I have never been awarded an honorary fellowship before, but today I am becoming an honorary fellow of the Association of International Accountants, which is one of the UK's smaller accounting institutes. That is, however, partly because it has, unsurprisingly given its title, a significant international membership. As it says of itself:
In the early twentieth century, the AIA was the only international accountancy body; founded with the aim of providing a professional qualification that would encompass accountants all over the world, from all backgrounds and all countries, both developing and developed. The AIA aimed to offer an organisation that would work on both a national and international scale, which would secure a definite and recognised professional status for accountants.

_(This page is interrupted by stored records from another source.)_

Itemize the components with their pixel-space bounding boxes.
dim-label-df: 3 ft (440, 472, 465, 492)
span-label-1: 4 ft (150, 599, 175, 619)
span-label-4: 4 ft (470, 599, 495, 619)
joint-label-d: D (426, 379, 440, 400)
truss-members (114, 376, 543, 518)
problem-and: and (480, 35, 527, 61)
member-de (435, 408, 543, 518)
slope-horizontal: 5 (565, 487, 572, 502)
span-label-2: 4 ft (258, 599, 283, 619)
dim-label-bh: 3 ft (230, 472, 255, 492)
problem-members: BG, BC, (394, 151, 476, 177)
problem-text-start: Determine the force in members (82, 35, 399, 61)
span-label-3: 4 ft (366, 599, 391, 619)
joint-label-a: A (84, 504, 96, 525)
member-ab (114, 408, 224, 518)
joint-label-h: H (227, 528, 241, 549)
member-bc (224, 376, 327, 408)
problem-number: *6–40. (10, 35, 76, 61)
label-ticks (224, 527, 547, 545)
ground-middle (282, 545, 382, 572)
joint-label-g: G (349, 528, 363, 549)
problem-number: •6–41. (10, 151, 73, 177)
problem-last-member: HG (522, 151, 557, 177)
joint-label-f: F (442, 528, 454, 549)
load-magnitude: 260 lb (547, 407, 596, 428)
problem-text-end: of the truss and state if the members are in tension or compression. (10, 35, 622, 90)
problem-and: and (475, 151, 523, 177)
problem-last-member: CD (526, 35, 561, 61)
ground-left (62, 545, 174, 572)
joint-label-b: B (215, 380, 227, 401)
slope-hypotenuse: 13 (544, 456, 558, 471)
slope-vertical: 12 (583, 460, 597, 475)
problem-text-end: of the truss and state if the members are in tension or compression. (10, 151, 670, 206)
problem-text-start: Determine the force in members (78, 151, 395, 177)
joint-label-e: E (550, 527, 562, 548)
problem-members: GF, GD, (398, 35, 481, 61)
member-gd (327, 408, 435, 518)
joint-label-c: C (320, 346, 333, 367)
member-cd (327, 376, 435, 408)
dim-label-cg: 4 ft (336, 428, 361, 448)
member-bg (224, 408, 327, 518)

This novel way of thinking was unheard of within the accountancy profession at that time, and despite initial uneasy acceptance, the AIA has seen other accountancy bodies following in its footsteps over the years.
In my work over the last fifteen years or so I have shared that view that accountancy is not an issue that is to pursued within national boundaries, but is about global accountability, the creation of compatibility across borders and the recognition of difference within common frameworks. That is why I am pleased to accept the honour they have bestowed and am grateful to them.
The AIA press release on the event says:
The Association of International Accountants (AIA), the global body for professional accountants held their honorary members’ reception at Marlborough House, Pall Mall, London on 26 July 2017.
AIA is a global body for professional accountants, founded in 1928 to promote the concept of ‘international accounting’ in order to create a global network of accountants committed to the interests of its members and the accountancy profession.
The honorary members’ reception was held to welcome 28 new honorary members into the association. New honorary members included Robert Peston, Political Editor ITV News; The Rt. Hon. Dame Margaret Hodge, MP; and Prof. Richard Murphy of City, University of London and Tax Research LLP.
Honorary membership is an elected category of membership, described in our Articles of Association as: “A person who the Council considers has contributed service of particular merit to the Association or the profession of accountancy.”
All recipients of the honorary membership have made and continue to make a significant contribution within their respective business, finance and accountancy professions.
AIA CEO, Philip Turnbull, said: ““As an association we are always looking to proactively build a progressive and diverse membership body for the future; adapting continuously to an ever changing business environment.
“Sometimes however it is good to take a step back and enjoy the accomplishments of our members and professionals within the industry we operate. Today is one of those days.
“I am therefore delighted to recognise the significant contribution which all of our new honorary members have made in their respective professions, and I look forward to working with them closely in the years to come in order to help shape our industry for the next generation.”